Being a woman she has not has direct access to Jesus for help and to ask politely. She has but one option left: “she said, “If I but touch his clothes, I will be made well.” (28) She does that and “Immediately her hemorrhage stopped; and she felt in her body that she was healed of her disease.” (29). Mark tells us that Jesus was “Immediately aware that power had gone forth from him.” (30). Notice how Mark uses “immediately” twice in rapid succession. I think he is telling us that Jesus power is independent of time. There is no waiting period; it is always present if we have faith.

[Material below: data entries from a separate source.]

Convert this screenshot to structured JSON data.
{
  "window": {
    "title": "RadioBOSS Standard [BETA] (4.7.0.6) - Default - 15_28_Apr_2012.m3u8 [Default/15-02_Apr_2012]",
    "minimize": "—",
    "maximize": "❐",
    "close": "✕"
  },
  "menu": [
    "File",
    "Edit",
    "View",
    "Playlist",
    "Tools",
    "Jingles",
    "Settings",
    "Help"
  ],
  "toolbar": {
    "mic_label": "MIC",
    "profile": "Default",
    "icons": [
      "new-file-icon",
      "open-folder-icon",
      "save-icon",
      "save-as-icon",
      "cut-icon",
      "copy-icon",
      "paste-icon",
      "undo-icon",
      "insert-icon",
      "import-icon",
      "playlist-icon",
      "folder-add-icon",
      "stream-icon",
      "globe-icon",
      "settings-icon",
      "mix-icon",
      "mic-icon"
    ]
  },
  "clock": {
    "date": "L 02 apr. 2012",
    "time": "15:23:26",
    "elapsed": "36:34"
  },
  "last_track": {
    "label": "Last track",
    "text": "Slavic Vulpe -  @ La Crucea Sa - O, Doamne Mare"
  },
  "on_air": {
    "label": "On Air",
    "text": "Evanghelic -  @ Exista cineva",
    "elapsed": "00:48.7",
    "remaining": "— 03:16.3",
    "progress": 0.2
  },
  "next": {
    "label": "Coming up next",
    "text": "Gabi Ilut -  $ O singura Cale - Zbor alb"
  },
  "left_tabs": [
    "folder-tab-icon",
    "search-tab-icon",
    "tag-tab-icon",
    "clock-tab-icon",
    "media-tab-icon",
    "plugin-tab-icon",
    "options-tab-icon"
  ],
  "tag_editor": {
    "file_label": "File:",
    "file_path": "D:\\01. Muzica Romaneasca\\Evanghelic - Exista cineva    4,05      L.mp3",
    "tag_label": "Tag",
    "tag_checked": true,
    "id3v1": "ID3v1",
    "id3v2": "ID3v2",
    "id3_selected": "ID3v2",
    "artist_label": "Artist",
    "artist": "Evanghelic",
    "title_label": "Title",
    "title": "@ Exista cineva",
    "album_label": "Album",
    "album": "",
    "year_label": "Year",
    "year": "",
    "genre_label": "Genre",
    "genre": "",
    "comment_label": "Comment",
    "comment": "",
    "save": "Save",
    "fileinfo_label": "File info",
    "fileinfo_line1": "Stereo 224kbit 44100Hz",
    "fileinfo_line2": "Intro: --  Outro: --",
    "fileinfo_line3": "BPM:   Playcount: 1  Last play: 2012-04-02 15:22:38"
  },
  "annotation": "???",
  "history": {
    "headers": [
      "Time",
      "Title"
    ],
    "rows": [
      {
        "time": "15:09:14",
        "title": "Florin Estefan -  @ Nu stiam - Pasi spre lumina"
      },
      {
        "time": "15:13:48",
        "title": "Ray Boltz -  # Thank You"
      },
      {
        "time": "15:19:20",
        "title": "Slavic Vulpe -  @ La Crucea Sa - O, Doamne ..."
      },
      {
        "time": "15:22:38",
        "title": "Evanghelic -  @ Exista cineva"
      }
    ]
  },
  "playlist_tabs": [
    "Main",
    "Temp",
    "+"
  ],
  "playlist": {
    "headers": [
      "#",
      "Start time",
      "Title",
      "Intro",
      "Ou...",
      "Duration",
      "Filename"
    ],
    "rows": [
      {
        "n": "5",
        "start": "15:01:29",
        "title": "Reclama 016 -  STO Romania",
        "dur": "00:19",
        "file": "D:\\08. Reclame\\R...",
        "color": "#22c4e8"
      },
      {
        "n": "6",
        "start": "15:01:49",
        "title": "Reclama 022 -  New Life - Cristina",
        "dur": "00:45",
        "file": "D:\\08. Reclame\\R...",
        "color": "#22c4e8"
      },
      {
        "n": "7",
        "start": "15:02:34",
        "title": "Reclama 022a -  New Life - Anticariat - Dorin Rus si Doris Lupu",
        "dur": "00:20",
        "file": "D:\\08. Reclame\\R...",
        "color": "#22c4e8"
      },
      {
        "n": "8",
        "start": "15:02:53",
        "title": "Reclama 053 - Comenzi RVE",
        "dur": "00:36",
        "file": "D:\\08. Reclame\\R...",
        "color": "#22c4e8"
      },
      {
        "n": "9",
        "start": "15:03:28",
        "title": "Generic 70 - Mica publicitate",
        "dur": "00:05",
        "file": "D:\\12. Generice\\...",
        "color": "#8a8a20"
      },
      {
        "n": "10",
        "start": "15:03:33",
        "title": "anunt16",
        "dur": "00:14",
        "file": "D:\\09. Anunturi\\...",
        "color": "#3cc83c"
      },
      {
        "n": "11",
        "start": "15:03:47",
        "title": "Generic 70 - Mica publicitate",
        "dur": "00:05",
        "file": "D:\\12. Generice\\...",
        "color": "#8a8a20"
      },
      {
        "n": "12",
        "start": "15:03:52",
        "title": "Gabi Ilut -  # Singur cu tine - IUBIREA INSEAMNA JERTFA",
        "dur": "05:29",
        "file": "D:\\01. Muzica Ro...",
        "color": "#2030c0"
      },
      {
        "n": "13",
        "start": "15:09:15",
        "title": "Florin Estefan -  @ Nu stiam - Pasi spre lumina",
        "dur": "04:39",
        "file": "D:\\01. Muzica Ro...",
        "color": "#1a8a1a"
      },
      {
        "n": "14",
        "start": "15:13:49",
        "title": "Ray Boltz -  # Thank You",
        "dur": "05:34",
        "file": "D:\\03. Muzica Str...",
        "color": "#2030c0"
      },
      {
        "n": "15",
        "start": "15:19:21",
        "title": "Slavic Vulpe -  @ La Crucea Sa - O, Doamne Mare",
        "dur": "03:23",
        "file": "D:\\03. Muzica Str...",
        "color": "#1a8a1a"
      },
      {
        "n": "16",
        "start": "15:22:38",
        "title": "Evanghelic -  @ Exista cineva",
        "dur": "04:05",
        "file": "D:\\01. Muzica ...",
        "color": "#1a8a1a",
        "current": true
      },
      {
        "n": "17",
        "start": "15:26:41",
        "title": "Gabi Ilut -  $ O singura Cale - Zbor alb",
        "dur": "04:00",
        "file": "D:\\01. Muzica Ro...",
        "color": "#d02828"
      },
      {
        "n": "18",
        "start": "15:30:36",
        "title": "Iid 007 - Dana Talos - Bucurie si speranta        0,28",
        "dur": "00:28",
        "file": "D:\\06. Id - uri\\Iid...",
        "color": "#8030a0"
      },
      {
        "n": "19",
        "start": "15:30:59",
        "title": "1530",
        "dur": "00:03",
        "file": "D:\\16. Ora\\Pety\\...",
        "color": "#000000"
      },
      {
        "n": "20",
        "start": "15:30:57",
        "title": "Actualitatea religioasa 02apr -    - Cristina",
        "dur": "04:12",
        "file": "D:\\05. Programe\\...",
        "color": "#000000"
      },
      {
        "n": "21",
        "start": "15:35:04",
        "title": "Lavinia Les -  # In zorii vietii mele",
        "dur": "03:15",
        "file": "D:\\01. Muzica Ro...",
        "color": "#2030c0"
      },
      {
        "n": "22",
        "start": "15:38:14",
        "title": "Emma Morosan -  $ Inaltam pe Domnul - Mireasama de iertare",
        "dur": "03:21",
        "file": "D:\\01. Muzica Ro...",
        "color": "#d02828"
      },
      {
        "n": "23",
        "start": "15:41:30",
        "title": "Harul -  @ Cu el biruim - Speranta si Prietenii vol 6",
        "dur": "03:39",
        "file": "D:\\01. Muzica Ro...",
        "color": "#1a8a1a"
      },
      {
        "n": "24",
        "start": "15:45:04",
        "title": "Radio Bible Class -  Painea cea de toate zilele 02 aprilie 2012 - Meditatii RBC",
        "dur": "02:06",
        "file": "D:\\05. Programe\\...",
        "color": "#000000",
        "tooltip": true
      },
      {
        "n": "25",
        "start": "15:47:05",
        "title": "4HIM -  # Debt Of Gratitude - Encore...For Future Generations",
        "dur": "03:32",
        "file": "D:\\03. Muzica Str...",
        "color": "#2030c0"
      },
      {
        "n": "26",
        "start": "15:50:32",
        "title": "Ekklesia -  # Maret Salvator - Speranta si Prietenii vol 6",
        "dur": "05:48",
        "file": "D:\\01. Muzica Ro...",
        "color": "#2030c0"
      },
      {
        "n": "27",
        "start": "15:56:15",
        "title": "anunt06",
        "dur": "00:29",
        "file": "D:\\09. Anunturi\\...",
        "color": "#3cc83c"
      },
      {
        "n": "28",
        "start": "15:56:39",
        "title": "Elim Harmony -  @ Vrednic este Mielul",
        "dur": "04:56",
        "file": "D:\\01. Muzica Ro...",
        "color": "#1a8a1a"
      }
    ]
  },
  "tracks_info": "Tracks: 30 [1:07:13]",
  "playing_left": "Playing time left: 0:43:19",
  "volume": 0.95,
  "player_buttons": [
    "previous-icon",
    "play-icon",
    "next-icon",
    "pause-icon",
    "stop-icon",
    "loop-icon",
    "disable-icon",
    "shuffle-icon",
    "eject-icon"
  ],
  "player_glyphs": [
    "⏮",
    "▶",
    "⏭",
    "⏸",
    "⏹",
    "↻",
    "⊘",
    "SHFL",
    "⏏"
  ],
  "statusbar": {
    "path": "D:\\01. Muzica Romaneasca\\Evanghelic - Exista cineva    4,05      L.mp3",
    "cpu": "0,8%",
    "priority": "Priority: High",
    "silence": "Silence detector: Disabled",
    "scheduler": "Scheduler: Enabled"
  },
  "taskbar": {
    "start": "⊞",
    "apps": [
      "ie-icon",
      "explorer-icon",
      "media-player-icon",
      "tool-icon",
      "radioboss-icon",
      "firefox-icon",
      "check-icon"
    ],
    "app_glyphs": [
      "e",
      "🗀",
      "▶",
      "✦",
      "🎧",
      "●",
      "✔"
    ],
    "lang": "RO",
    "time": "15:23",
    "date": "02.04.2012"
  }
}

Jesus’ question of course creates great anxiety in the newly-healed woman. Has she done something awful? Will Jesus retract his healing? Jesus actually doesn’t know who touched him until “the woman, knowing what had happened to her, came in fear and trembling, fell down before him, and told him the whole truth.” (33) The woman knows she has been healed by a power that is far greater than anything human. I think I would have been in fear and trembling as well. But she demonstrates enormous courage by coming to Jesus and confessing what she did. She could have just run off and hoped for the best.

This woman shows us that true faith is accompanied by courage. This is a faith that arises not out of intellectual assent, as I so often regard it. Rather it is a faith that arises out of  the core of her very being; a faith based on knowing that nothing else will save her. And that, I think, is what real faith is about: knowing that all the human alternatives are ultimately dead ends. Only a raw faith in Jesus allows us to tap into his power.

Jesus’ trip to Jairus’s house has been delayed by the woman and I’m sure Jairus was nervous about the delay only to have his worst fears realized when he’s told his daughter has died. But Jesus tells him, “Do not fear, only believe.” (36) Which of course is exactly the same thing the hemorrhaging woman has just displayed: Faith without fear. Jesus heals the little girl, and Mark again demonstrates that faith and courage—the absence of fear—go hand in hand. There can be no such thing as a fearful faith. We are either one way or the other.